Bij het instellen van beroep in cassatie moet het volgende in acht worden genomen:
Bij het beroepschrift wordt een afschrift van deze uitspraak overgelegd.
(Alleen bij procederen op papier) het beroepschrift moet ondertekend zijn;
Het beroepschrift moet ondertekend zijn en ten minste het volgende vermelden:
de naam en het adres van de indiener;
de dagtekening;
een omschrijving van de uitspraak waartegen het beroep in cassatie is gericht;
e gronden van het beroep in cassatie.
Voor het instellen van beroep in cassatie is griffierecht verschuldigd.

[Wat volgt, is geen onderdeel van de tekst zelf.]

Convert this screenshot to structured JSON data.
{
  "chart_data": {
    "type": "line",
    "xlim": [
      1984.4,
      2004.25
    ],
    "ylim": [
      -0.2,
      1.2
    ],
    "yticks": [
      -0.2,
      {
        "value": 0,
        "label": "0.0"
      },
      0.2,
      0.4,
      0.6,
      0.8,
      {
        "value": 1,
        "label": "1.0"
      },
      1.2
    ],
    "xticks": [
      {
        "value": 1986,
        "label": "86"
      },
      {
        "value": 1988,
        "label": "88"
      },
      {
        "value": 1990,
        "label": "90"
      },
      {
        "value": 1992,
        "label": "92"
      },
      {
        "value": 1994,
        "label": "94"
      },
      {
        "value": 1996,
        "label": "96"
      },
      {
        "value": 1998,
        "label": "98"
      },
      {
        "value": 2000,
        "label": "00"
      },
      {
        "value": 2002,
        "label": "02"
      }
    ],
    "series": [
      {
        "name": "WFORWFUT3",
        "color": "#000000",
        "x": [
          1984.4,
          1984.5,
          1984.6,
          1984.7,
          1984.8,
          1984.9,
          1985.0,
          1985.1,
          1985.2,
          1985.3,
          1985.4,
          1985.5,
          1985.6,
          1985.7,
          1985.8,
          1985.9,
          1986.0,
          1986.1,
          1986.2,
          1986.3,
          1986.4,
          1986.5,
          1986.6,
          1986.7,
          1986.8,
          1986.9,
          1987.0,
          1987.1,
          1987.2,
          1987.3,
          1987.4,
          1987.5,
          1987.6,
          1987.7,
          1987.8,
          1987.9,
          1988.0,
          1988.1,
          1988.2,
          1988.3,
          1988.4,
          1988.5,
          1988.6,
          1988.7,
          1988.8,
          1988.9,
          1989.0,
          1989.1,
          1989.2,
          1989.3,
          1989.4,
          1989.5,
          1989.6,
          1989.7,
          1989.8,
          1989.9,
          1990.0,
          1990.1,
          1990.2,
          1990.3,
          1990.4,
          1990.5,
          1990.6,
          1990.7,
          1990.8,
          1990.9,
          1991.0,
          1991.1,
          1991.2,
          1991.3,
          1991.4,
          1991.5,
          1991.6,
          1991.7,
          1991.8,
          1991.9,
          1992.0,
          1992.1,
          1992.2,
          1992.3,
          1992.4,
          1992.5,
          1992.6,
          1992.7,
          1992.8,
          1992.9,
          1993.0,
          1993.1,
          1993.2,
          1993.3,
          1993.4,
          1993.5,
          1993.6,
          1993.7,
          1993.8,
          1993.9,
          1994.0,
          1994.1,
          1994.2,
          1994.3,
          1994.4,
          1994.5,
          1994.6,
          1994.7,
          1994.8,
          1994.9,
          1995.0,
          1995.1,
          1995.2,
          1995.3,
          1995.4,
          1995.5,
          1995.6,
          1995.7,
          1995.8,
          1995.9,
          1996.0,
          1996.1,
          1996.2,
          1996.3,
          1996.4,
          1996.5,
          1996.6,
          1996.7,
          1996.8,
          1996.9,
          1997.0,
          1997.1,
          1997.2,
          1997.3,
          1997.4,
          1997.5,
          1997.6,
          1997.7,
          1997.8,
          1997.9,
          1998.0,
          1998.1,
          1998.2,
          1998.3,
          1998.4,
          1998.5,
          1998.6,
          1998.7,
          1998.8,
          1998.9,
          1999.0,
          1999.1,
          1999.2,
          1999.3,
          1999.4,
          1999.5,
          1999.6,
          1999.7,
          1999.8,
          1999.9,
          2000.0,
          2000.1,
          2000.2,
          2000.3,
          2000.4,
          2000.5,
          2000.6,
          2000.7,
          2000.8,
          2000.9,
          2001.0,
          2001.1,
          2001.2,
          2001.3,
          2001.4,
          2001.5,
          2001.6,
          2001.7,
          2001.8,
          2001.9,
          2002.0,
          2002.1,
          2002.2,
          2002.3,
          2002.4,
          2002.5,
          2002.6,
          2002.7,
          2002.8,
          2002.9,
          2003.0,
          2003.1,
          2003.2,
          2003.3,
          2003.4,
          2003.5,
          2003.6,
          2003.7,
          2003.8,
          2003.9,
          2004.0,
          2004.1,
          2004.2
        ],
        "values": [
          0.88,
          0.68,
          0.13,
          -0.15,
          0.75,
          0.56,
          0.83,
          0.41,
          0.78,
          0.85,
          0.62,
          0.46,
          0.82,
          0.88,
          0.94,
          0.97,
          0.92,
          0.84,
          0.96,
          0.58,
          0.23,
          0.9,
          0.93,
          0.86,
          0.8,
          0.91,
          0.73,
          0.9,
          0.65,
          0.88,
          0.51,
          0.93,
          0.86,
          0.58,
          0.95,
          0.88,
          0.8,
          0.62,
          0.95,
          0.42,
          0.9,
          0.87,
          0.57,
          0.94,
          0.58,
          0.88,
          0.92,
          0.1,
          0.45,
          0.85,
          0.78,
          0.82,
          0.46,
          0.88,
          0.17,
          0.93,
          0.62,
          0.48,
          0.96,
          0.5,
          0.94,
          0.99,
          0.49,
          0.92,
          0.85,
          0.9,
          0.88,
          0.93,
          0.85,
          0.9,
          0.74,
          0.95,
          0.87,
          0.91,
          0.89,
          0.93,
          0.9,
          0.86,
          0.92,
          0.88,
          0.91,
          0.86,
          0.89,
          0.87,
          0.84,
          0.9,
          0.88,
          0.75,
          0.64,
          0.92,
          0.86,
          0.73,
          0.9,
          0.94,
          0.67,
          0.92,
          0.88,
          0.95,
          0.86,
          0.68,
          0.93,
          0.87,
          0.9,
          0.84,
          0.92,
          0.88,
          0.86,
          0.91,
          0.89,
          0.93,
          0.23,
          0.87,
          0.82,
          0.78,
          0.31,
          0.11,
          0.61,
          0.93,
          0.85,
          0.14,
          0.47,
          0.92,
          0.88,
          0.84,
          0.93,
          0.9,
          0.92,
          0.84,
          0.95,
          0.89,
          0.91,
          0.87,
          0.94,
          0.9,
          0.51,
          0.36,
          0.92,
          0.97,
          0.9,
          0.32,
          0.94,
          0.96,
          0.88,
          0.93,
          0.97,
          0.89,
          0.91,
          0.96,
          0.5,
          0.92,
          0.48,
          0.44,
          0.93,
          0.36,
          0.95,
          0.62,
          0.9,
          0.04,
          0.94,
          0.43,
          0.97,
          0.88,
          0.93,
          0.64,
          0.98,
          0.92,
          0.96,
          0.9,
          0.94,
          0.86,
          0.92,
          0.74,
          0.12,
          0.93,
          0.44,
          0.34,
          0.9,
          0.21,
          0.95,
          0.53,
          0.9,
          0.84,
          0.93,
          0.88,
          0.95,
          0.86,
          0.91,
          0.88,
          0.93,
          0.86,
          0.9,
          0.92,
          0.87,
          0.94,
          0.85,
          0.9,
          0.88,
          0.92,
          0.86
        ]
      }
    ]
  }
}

Na het instellen van beroep in cassatie ontvangt de indiener een nota griffierecht van de griffier van de Hoge Raad.
In het cassatieberoepschrift kan de Hoge Raad verzocht worden om de andere partij te veroordelen in de proceskosten.

Voetnoten

1.Besluit van 21 januari 2010, nr. DGB2010/372M, Staatscourant 2010, 1307.
2.Besluit van 4 april 2013, nr. BLKB2013/473M, Staatscourant 2013, 9571.
3.Gerechtshof ’s-Hertogenbosch 30 januari 2020, ECLI:NL:GHSHE:2020:325, r.o. 4.18. t/m 4.21.